FBARs and FATCAs are much the same thing. Failure to file, or filing untruthfully, _compounds_ many underlying crimes if they exist. The government can then choose how it wants to prosecute if they've found someone committing an illegal act such as tax evasion, money laundering, etc. In the plea bargaining phase, for example, it makes a big difference if the government has a "bright line" FBAR/FATCA violation to add to their list of charges. Your attorney might advise you that she can beat the money laundering rap, but you're otherwise screwed because of FBAR, for example. Usually the government does have that reporting violation in their arsenal because criminals typically don't file their FBARs and FATCAs.

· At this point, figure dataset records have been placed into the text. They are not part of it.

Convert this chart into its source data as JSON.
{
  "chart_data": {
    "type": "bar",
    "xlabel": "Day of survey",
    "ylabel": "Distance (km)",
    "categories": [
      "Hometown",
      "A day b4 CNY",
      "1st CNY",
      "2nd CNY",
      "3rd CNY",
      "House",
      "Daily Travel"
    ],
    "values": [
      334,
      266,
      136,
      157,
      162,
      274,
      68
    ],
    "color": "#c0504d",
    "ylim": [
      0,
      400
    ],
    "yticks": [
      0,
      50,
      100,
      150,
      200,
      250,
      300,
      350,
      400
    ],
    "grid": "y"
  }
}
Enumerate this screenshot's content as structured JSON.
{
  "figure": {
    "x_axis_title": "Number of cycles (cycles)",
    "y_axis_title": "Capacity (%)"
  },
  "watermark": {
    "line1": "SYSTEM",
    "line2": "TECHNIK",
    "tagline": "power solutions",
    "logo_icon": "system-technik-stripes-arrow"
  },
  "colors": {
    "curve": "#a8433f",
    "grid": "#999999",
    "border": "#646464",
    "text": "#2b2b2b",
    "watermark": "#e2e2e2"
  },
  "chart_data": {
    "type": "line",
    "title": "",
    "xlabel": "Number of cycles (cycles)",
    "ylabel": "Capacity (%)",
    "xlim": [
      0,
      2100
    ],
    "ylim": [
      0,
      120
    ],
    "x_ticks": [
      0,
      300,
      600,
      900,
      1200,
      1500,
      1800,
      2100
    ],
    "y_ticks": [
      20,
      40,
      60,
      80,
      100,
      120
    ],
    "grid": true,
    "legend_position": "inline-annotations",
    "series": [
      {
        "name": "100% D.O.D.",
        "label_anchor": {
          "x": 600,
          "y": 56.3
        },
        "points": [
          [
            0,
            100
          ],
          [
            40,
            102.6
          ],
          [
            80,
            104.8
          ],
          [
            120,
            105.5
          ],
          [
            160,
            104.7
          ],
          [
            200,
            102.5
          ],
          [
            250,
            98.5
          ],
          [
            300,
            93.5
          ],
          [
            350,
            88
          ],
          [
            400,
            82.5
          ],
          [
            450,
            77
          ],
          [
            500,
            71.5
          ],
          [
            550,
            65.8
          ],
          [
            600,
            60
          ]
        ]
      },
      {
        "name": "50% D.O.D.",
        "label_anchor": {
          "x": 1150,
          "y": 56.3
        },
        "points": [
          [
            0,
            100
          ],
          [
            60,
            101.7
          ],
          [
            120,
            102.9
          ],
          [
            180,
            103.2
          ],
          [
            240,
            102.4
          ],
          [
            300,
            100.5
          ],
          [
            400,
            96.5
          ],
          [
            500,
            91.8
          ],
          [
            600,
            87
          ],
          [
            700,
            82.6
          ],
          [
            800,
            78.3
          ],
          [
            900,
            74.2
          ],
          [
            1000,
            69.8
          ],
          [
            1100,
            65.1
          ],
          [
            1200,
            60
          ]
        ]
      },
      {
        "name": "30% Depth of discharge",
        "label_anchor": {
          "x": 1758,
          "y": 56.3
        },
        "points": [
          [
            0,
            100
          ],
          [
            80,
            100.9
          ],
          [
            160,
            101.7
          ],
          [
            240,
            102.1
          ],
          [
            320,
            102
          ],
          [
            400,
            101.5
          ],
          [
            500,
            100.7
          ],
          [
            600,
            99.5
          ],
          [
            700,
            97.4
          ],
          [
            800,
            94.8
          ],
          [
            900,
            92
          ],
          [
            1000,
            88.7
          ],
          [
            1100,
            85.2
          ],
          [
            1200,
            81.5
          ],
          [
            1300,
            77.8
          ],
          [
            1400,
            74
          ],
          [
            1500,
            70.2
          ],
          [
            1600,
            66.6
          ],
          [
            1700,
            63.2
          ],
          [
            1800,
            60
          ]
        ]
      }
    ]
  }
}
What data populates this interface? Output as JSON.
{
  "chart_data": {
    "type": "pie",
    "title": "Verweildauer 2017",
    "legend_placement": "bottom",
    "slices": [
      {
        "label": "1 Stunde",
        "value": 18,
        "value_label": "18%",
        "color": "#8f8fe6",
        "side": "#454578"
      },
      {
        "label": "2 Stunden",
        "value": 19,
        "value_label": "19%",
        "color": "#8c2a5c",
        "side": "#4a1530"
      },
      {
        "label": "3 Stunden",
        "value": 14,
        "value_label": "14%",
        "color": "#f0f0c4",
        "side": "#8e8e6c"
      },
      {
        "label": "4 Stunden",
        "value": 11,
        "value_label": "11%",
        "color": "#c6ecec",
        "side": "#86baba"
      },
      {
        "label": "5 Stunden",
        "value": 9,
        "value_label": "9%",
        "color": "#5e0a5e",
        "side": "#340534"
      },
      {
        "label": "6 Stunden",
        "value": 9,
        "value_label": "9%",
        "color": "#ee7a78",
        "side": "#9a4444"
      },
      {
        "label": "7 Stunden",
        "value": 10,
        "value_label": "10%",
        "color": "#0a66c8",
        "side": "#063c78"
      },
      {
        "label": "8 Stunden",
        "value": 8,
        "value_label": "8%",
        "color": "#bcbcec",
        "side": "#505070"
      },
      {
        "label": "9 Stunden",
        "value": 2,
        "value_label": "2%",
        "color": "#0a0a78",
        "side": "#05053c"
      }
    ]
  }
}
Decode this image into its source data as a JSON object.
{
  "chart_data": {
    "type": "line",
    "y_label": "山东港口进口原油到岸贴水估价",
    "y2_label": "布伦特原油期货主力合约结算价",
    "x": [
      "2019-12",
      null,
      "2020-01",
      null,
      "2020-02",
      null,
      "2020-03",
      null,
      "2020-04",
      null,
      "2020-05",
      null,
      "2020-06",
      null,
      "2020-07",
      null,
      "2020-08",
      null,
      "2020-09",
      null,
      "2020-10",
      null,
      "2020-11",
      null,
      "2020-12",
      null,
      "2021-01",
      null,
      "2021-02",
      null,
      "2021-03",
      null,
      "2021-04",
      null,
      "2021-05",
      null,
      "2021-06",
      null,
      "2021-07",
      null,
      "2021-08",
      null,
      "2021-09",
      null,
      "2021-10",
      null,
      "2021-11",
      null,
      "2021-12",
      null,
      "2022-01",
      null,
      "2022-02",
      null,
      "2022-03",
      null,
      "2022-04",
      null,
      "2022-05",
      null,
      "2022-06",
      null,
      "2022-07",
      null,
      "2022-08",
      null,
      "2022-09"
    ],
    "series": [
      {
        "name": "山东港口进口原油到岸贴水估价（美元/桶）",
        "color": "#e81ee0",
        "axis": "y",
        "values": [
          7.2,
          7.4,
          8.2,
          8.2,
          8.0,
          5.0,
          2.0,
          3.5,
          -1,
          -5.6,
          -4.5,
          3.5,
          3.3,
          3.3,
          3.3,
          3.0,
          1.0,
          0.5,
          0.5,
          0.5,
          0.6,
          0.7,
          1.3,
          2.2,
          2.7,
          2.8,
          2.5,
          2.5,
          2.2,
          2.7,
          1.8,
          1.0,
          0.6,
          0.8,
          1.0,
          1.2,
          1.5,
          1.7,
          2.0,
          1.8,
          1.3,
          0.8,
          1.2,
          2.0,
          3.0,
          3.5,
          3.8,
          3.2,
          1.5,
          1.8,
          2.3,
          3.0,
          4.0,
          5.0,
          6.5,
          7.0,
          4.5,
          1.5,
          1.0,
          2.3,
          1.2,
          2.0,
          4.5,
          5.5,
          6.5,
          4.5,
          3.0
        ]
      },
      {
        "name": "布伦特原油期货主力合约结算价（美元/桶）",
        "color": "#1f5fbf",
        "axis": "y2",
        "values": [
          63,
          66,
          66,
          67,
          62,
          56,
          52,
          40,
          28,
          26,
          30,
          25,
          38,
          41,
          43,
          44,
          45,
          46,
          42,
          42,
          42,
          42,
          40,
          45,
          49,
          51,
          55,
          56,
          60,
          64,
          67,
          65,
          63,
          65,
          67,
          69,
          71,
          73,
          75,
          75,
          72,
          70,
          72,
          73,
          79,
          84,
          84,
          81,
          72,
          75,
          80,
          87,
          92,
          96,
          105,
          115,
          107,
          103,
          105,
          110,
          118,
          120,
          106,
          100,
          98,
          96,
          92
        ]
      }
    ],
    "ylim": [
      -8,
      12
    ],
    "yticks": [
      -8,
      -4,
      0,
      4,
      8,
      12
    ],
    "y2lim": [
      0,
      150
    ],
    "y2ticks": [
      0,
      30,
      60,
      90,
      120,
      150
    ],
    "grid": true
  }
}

If they do, they usually aren't truthful. There are many, many reports of the government doing exactly that when confronting, well, jerks.

That also means that a non-criminal -- most of us! -- who files truthful financial disclosures is completely boring. So are non-marijuana users buying Alabama's marijuana tax stamps as collectible novelties. Such individuals are very boring to the government, rightly so. This analogy isn't quite perfect because you're not required to buy an Alabama marijuana tax stamp unless you possess sufficient quantities of marijuana. But hopefully you get the idea.

So...have you done any seriously bad things? If so, no surprise, you're probably in jeopardy of multiple criminal charges, and FBAR/FATCA are just added to the pile of charges. (And if you file a truthful report, that just might tip off the government that you've done something seriously bad. Or at least you might be concerned enough that it might tip off the government, in which case you'd be seriously inclined not to file a truthful report. Damned if you do, damned if you don't.)

If you haven't done anything seriously bad, that's great. Now just be boring, as you are. File truthful reports.


----------



## aeolion (May 6, 2014)

BBC, thanks. Really, thanks.

aeolion


----------